Чем сильней ненависть, тем мускулистей и коварней реакция подсознания, воплощенного в народе: самый опасный и беспощадный враг разума – его собственное, пусть и кривое отражение.
В то время как ненависть аристократа беспомощна перед поражением соперника.
Белый бык на изумрудном поле
Во втором классе я читал, держа под партой, «Три билета до Эдвенчер». Однажды училка это заметила, выхватила у меня книжку и швырнула ее в угол. Обложка была мягкая и следы этой травмы на ней сохранились. На меня эта выходка не произвела впечатления, потому что очень хотелось дочитать, и я все еще оставался на пути в Эдвенчер. Редко когда в жизни я вожделел книжку так, как тогда – до конца урока, глядя на нее, лежавшую в углу класса под доской. Мне вообще кажется, что книга часто единственный способ выжить.
А когда мне было двадцать восемь, я целое лето таскал с собой в рюкзаке какой-нибудь том из «Александрийского квартета» и непременно не закрывал при выходе из метро – как заклинание от ментов: книга в руках действовала на них как сигнал, что взять с меня нечего – ни в прямом, ни в переносном смысле.
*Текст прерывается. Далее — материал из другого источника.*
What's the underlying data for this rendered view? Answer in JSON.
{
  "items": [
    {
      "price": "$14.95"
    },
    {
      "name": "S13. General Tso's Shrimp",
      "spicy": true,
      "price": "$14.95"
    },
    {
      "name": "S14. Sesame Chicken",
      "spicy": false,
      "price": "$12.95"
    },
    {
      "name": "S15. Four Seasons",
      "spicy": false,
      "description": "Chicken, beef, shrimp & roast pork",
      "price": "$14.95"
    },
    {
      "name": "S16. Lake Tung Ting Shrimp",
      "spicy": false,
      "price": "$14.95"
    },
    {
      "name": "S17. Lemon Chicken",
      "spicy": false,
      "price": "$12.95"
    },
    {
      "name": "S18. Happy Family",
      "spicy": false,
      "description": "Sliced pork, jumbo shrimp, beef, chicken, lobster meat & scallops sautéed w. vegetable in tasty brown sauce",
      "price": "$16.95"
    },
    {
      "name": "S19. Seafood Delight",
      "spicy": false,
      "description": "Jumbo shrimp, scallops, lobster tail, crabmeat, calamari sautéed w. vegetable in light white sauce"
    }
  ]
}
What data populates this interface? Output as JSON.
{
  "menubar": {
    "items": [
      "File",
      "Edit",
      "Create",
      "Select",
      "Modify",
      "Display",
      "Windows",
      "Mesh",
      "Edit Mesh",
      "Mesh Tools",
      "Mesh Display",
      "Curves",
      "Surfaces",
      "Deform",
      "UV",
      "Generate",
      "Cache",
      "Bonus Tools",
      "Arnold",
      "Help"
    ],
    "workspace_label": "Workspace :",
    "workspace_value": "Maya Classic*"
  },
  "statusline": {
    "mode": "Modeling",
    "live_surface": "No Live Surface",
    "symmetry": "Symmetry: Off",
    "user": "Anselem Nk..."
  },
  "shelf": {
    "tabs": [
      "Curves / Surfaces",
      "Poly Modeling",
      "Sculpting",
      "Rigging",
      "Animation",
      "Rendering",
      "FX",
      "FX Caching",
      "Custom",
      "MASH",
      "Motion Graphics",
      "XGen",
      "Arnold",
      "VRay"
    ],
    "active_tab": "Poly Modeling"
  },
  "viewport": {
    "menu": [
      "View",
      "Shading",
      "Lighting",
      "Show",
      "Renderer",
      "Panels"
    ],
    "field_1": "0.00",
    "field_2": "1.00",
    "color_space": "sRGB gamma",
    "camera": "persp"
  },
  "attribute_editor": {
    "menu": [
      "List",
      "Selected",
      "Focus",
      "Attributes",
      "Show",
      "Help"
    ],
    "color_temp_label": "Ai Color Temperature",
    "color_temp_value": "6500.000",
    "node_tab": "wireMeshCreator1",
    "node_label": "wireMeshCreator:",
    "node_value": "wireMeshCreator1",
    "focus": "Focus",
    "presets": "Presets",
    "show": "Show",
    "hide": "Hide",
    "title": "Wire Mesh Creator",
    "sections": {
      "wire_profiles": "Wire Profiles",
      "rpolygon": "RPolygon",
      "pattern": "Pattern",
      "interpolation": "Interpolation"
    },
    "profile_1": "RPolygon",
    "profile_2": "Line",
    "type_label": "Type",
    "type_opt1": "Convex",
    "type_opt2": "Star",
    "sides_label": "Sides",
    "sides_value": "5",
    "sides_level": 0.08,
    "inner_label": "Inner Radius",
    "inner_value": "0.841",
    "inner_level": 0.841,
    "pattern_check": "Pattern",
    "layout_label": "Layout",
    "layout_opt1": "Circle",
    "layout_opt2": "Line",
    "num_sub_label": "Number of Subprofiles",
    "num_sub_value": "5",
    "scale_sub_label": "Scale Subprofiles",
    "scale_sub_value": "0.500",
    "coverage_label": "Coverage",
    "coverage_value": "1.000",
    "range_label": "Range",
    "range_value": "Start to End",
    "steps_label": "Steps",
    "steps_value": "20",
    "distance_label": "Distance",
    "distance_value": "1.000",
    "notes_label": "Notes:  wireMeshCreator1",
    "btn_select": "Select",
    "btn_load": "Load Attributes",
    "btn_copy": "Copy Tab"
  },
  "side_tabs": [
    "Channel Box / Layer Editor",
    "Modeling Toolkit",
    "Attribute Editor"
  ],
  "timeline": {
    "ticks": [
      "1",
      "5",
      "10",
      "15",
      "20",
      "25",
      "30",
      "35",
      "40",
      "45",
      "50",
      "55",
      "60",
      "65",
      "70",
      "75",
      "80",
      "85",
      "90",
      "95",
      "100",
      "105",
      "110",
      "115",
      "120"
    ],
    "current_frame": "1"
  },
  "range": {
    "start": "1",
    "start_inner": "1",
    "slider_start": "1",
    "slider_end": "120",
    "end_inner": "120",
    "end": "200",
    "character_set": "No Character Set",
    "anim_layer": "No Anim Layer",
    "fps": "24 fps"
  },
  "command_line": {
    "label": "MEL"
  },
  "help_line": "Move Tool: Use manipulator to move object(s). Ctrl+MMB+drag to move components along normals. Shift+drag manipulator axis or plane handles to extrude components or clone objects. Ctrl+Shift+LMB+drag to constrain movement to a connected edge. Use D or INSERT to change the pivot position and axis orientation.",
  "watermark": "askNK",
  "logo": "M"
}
Таковы первые впечатления о Дарреллах – очень разные, но обоих я читал с жадностью и благодарностью.
В не малой степени именно благодаря им обоим третий день заглядываюсь, как по берегам Яркона в изумрудном разнотравье, становящемся все выше, гуще и пахучей, пасутся группы белоснежных египетских цапель.
Словно по мелководью, они чинно ходят в траве, иногда подавая вперед маленькую голову с ярким желтым клювом.
Не очень ясно, на что птицы охотятся в сухих лугах: ни разу не видел, чтобы они что-то склевывали. Но главное – непонятно, почему цапли так завораживают: белоснежные фигурки в море свежей зелени.
И вдруг вспомнил, что это – точное совпадение: мальчик Ким – герой одноименного романа Редьярда Киплинга – грезил именно таким сочетанием цветов: фигурой белого вола, погруженного в сочное поле пастбища.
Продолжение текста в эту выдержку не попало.